As the city was thrust into mourning, with flags lowered and police badges ribboned in black, the way gunman Ismaaiyl Brinsley stalked officers Liu Wenjian and Rafael Ramos on Saturday set off precautions across the department.
Officers and detectives have been directed to work in pairs or teams of three. Sentries were posted outside police stations.
Taken together, the orders represent a retrenchment by a department that, over the past year, had been adhering to Mayor Bill de Blasio's aim of easing tensions between the police and many communities.
The ambush killing threatens to reverse that goal. Police-community relations have already been strained by nationwide protests over the deaths in recent months of unarmed black people at the hands of white officers.

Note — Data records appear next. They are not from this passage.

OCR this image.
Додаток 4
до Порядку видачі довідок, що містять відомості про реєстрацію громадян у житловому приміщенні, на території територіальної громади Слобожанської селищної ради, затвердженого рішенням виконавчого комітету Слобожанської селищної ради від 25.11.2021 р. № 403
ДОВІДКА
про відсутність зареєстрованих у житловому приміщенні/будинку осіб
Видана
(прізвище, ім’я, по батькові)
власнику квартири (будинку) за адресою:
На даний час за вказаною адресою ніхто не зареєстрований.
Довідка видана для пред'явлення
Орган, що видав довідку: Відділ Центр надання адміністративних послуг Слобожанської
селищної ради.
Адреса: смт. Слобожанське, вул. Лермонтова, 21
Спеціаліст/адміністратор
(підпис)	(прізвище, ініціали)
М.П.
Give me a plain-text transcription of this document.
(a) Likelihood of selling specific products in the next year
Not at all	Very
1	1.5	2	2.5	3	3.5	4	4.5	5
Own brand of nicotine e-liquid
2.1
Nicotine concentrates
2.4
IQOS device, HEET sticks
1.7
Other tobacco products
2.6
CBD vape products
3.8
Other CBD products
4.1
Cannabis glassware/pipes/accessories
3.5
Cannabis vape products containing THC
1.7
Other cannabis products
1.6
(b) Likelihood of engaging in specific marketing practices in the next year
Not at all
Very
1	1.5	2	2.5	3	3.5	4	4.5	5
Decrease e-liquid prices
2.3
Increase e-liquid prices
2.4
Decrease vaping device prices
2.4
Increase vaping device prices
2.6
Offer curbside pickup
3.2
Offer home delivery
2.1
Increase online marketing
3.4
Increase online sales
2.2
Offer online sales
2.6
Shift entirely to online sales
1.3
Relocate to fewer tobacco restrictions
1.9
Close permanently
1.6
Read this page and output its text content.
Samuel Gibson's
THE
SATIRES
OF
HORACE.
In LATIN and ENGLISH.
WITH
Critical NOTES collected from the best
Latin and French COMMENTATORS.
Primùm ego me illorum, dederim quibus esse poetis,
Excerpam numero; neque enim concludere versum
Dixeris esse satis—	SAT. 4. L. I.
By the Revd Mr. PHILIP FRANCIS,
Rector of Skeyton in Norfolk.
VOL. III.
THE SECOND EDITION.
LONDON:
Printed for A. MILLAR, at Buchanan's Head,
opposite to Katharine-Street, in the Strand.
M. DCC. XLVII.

Following Saturday's shooting, a flurry of notices by police union leaders stopped short of urging members not to respond to calls for help, but prescribed steps for putting their own safety first, regardless of whether that created a deployment problem for commanders.
The messages followed a stunning display of disapproval and disrespect, as several police officers turned their backs on Mr de Blasio as he attended a news briefing on Saturday.
The move came last week, after police unions urged officers to bar the Mayor from their funerals in protest against what they perceived as his lack of support for the force.
Mr de Blasio, who has a biracial son, had campaigned for the mayoral job in part on reforming police tactics that he said had unfairly targeted minorities - especially the controversial "stop and frisk" policy, under which the police could stop virtually anyone deemed suspicious.
The political tension stood in contrast to the outpouring of support for the officers and their families.
In Brooklyn, a memorial continued to grow at the site where the officers died.
Mr Ramos, 40, was a fan of the New York Mets, but the New York Daily News reported that the city's iconic baseball team, the Yankees, would fund the education of his two sons.
He had one son in college, while the other is just 13.
Mr Liu, a seven-year veteran of the force, would have been married for three months on Sunday.
A family friend and physician, Jonathan Chang, 55, said that Mr Liu's widow and parents, who hail from Taishan in China's Guangdong province, were inconsolable.
Mr Liu's parents had not eaten yet, and it was already late in the day. The officer's father does ironing at a garment factory. "Completely distraught," Dr Chang said. "They repeated, over and over, 'My son is gone, my son is gone.' "
Jaden, Mr Ramos' younger boy, wrote an emotional farewell to his father on Facebook that captured the mood of most in uniform and many outside of it.
"This is the worst day of my life," he wrote. "It's horrible that someone gets shot dead just for being a police officer. Everyone says they hate cops, but they are the people that they call for help."